The Complaint alleged further that at the time of the accident, the vehicle was being operated with the permission and consent of the owner thereof, Patrick Brothers Used Cars. Tyler, the wrongful absconder of the vehicle, presented no defense to the action; and, on motion of the plaintiff, Jacob A. Brosh, default judgment was rendered and a trial held to determine the damages he had suffered. The jury returned a verdict in favor of Brosh on default judgment, and judgment was entered thereon.

At no time during the course of the above litigation did Grange Mutual undertake, furnish, or control the defense of Tyler, nor otherwise advise him in any way relative to the conduct of such defense. Judgment was solely entered in the above suit against Tyler for his negligent operation of the Patrick vehicle.

When Brosh was unable to collect from Tyler, he made demand on Grange Mutual for satisfaction of the judgment up to the policy limits.

Grange Mutual refused the demand on the ground that Tyler was not an insured under the policy, and the claim was not otherwise within the coverage afforded by its policy issued to Patrick Brothers Used Cars. The instant lawsuit was then brought by Brosh to recover under the aforesaid policy. The policy provided:'IV. PERSONS INSURED.
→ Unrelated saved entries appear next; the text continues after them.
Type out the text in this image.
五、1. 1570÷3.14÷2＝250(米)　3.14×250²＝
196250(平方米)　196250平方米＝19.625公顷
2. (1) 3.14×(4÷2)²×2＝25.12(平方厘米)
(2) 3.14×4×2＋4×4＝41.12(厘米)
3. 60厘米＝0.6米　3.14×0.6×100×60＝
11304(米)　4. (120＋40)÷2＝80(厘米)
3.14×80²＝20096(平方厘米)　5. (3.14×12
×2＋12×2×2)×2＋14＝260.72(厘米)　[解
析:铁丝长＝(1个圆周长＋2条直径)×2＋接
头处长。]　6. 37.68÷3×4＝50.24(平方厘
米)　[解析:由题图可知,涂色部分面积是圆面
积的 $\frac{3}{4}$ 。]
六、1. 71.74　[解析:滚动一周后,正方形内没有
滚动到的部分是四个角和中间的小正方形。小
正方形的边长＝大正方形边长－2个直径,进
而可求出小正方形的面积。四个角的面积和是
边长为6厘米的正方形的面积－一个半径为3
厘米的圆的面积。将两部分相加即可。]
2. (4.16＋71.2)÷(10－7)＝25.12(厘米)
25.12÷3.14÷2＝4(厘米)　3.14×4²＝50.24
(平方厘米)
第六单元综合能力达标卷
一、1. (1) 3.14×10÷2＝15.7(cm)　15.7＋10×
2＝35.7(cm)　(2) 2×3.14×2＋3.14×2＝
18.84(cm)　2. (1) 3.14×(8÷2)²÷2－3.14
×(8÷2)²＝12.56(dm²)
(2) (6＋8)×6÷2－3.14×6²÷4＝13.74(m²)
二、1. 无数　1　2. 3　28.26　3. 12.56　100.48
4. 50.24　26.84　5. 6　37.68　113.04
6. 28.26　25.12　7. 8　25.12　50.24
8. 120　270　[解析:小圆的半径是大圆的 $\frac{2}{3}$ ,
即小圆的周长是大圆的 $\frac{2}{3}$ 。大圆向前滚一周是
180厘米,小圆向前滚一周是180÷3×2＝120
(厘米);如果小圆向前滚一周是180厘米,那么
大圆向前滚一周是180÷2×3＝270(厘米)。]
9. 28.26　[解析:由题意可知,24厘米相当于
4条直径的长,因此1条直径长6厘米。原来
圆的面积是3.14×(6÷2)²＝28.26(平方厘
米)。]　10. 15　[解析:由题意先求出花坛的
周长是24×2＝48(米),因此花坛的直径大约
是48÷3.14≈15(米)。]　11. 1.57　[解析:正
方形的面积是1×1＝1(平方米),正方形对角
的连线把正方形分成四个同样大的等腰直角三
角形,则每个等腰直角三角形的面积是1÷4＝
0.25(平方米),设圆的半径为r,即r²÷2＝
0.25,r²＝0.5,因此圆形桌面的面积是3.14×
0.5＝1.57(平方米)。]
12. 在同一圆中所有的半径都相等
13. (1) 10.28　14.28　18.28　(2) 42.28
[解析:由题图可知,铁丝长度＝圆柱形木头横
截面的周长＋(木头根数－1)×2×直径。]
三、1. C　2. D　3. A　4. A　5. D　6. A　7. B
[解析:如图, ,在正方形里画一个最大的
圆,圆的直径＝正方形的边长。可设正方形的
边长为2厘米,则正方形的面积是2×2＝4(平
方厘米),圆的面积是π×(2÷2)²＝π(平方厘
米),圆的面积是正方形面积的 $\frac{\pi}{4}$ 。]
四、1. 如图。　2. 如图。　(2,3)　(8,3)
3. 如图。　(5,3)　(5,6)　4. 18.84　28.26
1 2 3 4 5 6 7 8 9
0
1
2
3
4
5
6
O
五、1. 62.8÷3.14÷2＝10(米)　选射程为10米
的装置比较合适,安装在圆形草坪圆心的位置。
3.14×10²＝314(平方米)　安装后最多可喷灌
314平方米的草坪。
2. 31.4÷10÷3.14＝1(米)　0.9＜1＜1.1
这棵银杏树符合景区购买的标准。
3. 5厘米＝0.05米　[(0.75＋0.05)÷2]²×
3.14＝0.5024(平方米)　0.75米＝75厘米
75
Each of the following is an insured under this insurance to the extent set forth below:

(1) . . .

(2) . . .

(3) with respect to the automobile hazard:

(a) Any person while using, with the permission of the named insured, any automobile to which the insurance applies under the automobile hazard, provided his actual operation or (if he is not operating) his other actual use thereof is within the scope of such permission. . . .'

The permission which Mr. Patrick gave Tyler was a strictly limited permission to obtain assistance in having Tyler's car repaired in Stanton, Kentucky, and securing Tyler's clothing and personal effects, and removing a damaged tire. At no time did Patrick give Tyler more than this strictly limited permission to use the used car owned by the Patricks. When Mr. Patrick learned that Tyler was violating all these limited agreements and, contrary to Mr. Patrick's express command, was driving the Patrick car out of the state into Indiana, Mr. Patrick did everything possible to prevent it, to the extent of enlisting the Sheriff's help in preventing this unlawful use of the car. When Tyler, contrary to this agreement with Mr. Patrick, drove the car to Indiana, Mr. Patrick's limited permission to drive the car to Stanton terminated, and the further unauthorized use of the Patrick car by Tyler was without and beyond the scope of permission to drive the car the short distance in Kentucky, and hence was outside the coverage afforded by the Grange Mutual policy; and the court properly entered findings to this effect.

We have carefully reviewed the arguments of appellant and find them to be without merit. In accordance with the foregoing, the judgment entered in favor of Grange Insurance Company and the dismissal of appellant's complaint by Judge Bernard T. Moynahan, Jr. are hereby affirmed.